Based on the foregoing, we find that the Union has not demonstrated that the Arbitrator erred in denying status quo ante relief.  Accordingly, we deny the Union’s exceptions.
 
V.                  Decision
 
The Union’s exceptions are denied.
 
 

 

[1] As discussed further below, we assume, without deciding, that the Arbitrator also found that the Agency violated the Statute.
[2] “Riverine” is defined as “of, relating to, found by, or resembling a river.”  Webster’s Third New International Dictionary 1962 (2002).  Unlike the BPAs who operate in “riverine environments,” the Agency’s Office of Air and Marine Agents operate only in open waters and have followed a Marine Standardization Manual since 2006.  See Exceptions at 3-4.
[3] The FCI factors are:  (1) whether, and when, notice was given to the union by the agency concerning the action or change decided upon; (2) whether, and when, the union requested bargaining on the procedures to be observed by the agency in implementing such action or change and/or concerning appropriate arrangements for employees adversely affected by such action or change; (3) the willfulness of the agency’s conduct in failing to discharge its bargaining obligations under the Statute; (4) the nature and extent of the impact experienced by adversely affected employees; and (5) whether, and to what degree, a status quo ante remedy would disrupt or impair the efficiency and effectiveness of the agency’s operations.  8 FLRA at 606. 

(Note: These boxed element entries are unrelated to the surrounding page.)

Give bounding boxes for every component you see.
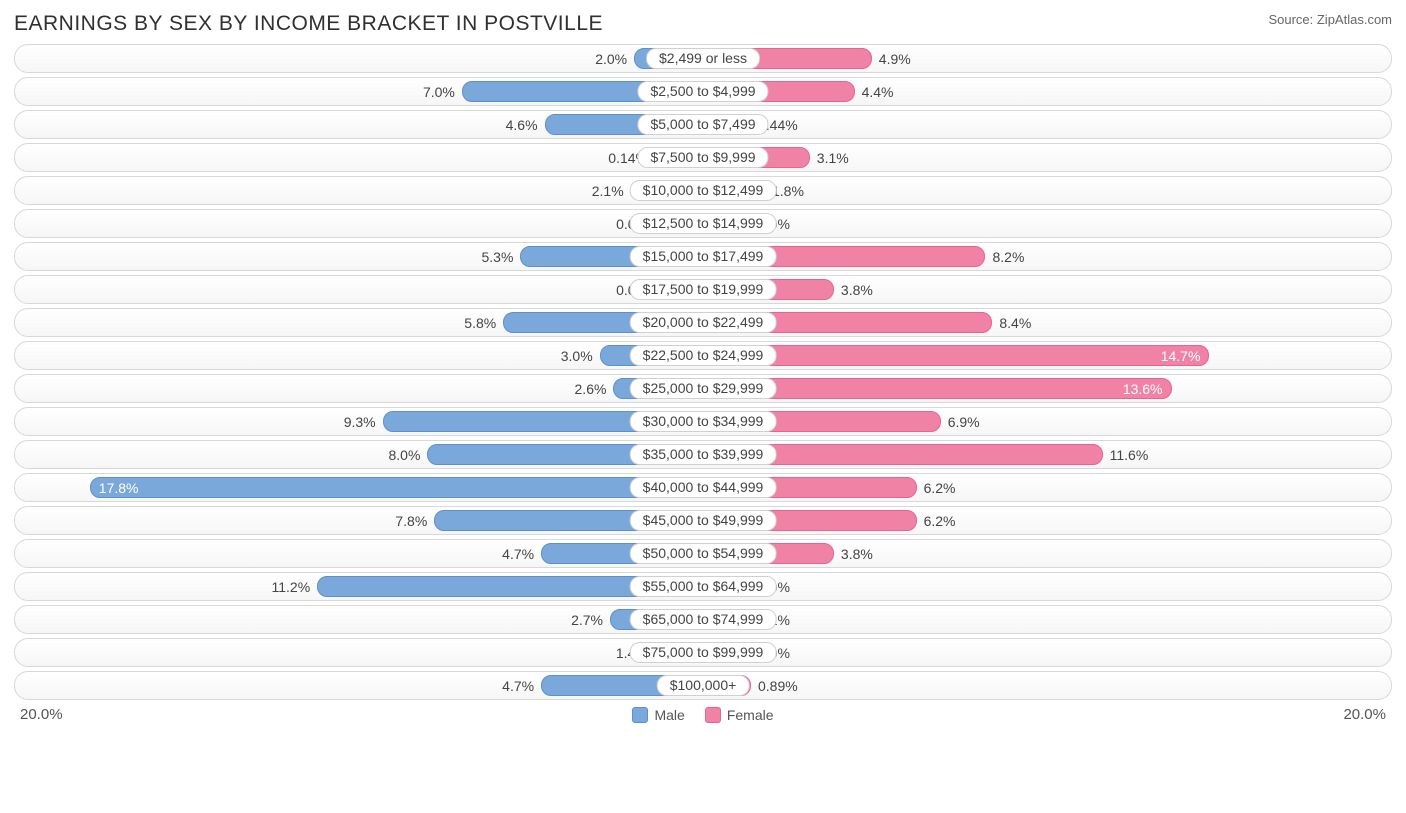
male-pct-label: 7.8% xyxy=(395,511,435,532)
legend-male: Male xyxy=(632,707,684,723)
chart-row: 0.0%3.8%$17,500 to $19,999 xyxy=(14,275,1392,304)
chart-row: 7.0% 4.4% $2,500 to $4,999 xyxy=(14,77,1392,106)
category-label: $100,000+ xyxy=(657,675,750,696)
female-pct-label: 3.1% xyxy=(809,148,849,169)
female-swatch-icon xyxy=(705,707,721,723)
female-pct-label: 8.4% xyxy=(991,313,1031,334)
female-pct-label: 4.9% xyxy=(871,49,911,70)
chart-row: 11.2%0.0%$55,000 to $64,999 xyxy=(14,572,1392,601)
male-pct-label: 2.0% xyxy=(595,49,635,70)
male-pct-label: 4.7% xyxy=(502,676,542,697)
chart-row: 17.8% 6.2% $40,000 to $44,999 xyxy=(14,473,1392,502)
female-pct-label: 6.2% xyxy=(916,511,956,532)
category-label: $50,000 to $54,999 xyxy=(630,543,777,564)
chart-row: 2.7%1.1%$65,000 to $74,999 xyxy=(14,605,1392,634)
chart-row: 9.3% 6.9% $30,000 to $34,999 xyxy=(14,407,1392,436)
female-pct-label: 11.6% xyxy=(1102,445,1149,466)
category-label: $30,000 to $34,999 xyxy=(630,411,777,432)
diverging-bar-chart: 2.0% 4.9% $2,499 or less 7.0% 4.4% $2,500 to … xyxy=(14,44,1392,700)
category-label: $5,000 to $7,499 xyxy=(637,114,768,135)
chart-row: 3.0% 14.7% $22,500 to $24,999 xyxy=(14,341,1392,370)
male-pct-label: 5.3% xyxy=(482,247,522,268)
female-pct-label: 3.8% xyxy=(833,280,873,301)
category-label: $2,500 to $4,999 xyxy=(637,81,768,102)
female-pct-label: 0.89% xyxy=(750,676,798,697)
female-pct-label: 6.2% xyxy=(916,478,956,499)
legend-female: Female xyxy=(705,707,774,723)
category-label: $12,500 to $14,999 xyxy=(630,213,777,234)
category-label: $55,000 to $64,999 xyxy=(630,576,777,597)
male-bar: 17.8% xyxy=(90,477,703,498)
category-label: $20,000 to $22,499 xyxy=(630,312,777,333)
male-swatch-icon xyxy=(632,707,648,723)
chart-row: 2.1%1.8%$10,000 to $12,499 xyxy=(14,176,1392,205)
male-pct-label: 9.3% xyxy=(344,412,384,433)
category-label: $15,000 to $17,499 xyxy=(630,246,777,267)
male-pct-label: 5.8% xyxy=(464,313,504,334)
category-label: $45,000 to $49,999 xyxy=(630,510,777,531)
female-pct-label: 3.8% xyxy=(833,544,873,565)
category-label: $25,000 to $29,999 xyxy=(630,378,777,399)
female-pct-label: 8.2% xyxy=(984,247,1024,268)
male-pct-label: 11.2% xyxy=(272,577,319,598)
chart-row: 2.6% 13.6% $25,000 to $29,999 xyxy=(14,374,1392,403)
chart-row: 4.7% 0.89%$100,000+ xyxy=(14,671,1392,700)
male-pct-label: 8.0% xyxy=(388,445,428,466)
legend-female-label: Female xyxy=(727,707,774,723)
chart-row: 5.3% 8.2% $15,000 to $17,499 xyxy=(14,242,1392,271)
category-label: $75,000 to $99,999 xyxy=(630,642,777,663)
chart-header: EARNINGS BY SEX BY INCOME BRACKET IN POS… xyxy=(14,12,1392,36)
category-label: $2,499 or less xyxy=(646,48,760,69)
chart-row: 0.14%3.1%$7,500 to $9,999 xyxy=(14,143,1392,172)
legend: Male Female xyxy=(632,707,773,723)
male-pct-label: 2.7% xyxy=(571,610,611,631)
source-attribution: Source: ZipAtlas.com xyxy=(1268,12,1392,27)
category-label: $40,000 to $44,999 xyxy=(630,477,777,498)
chart-title: EARNINGS BY SEX BY INCOME BRACKET IN POS… xyxy=(14,12,603,36)
male-pct-label: 4.7% xyxy=(502,544,542,565)
chart-row: 0.0%0.0%$12,500 to $14,999 xyxy=(14,209,1392,238)
chart-footer: 20.0% Male Female 20.0% xyxy=(14,706,1392,723)
category-label: $17,500 to $19,999 xyxy=(630,279,777,300)
chart-row: 4.7% 3.8% $50,000 to $54,999 xyxy=(14,539,1392,568)
category-label: $10,000 to $12,499 xyxy=(630,180,777,201)
category-label: $35,000 to $39,999 xyxy=(630,444,777,465)
axis-right-max: 20.0% xyxy=(1343,706,1386,723)
female-pct-label: 14.7% xyxy=(1161,346,1201,367)
male-pct-label: 2.1% xyxy=(592,181,632,202)
female-pct-label: 13.6% xyxy=(1123,379,1163,400)
chart-row: 5.8% 8.4% $20,000 to $22,499 xyxy=(14,308,1392,337)
male-pct-label: 4.6% xyxy=(506,115,546,136)
male-pct-label: 7.0% xyxy=(423,82,463,103)
chart-row: 4.6%0.44%$5,000 to $7,499 xyxy=(14,110,1392,139)
chart-row: 7.8% 6.2% $45,000 to $49,999 xyxy=(14,506,1392,535)
female-pct-label: 6.9% xyxy=(940,412,980,433)
male-pct-label: 17.8% xyxy=(99,478,139,499)
chart-row: 8.0% 11.6% $35,000 to $39,999 xyxy=(14,440,1392,469)
chart-row: 2.0% 4.9% $2,499 or less xyxy=(14,44,1392,73)
category-label: $22,500 to $24,999 xyxy=(630,345,777,366)
category-label: $7,500 to $9,999 xyxy=(637,147,768,168)
female-pct-label: 4.4% xyxy=(854,82,894,103)
male-pct-label: 3.0% xyxy=(561,346,601,367)
axis-left-max: 20.0% xyxy=(20,706,63,723)
chart-row: 1.4%0.0%$75,000 to $99,999 xyxy=(14,638,1392,667)
category-label: $65,000 to $74,999 xyxy=(630,609,777,630)
male-pct-label: 2.6% xyxy=(575,379,615,400)
legend-male-label: Male xyxy=(654,707,684,723)
female-bar: 14.7% xyxy=(703,345,1209,366)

[4] We assume, without deciding, that the Arbitrator found a violation of  not only the CBA, but also the Statute.  In this connection, although the Agency claims that the Arbitrator found only a contractual violation, the award addresses both contractual and statutory violations in the following ways:  (1) the Arbitrator accepted the Union’s statement of  the issue that included both contractual and statutory issues, see Award at 2; (2) the award’s summary of the positions of the parties included arguments regarding both contractual and statutory issues, id. at 7-8; (3) the Arbitrator “noted without dispute, that the authority for [Article 33(b)(2)] is granted from:  . . . [§] 7116(a)(1) and (5) [of the Statute],” id. at 9; (4) the Arbitrator stated that, in addition to the Union having the burden to prove a contractual violation, “[t]he burden here dealt with statutorily imposed obligations[,]” id. (emphasis added); and (5) the Arbitrator stated that “[b]eyond [the contractual violation], there was an apparent obligation to have negotiated with the Union[,]” id. at 11-12.       
[5] We note that the Union does not claim that the award is based on a nonfact.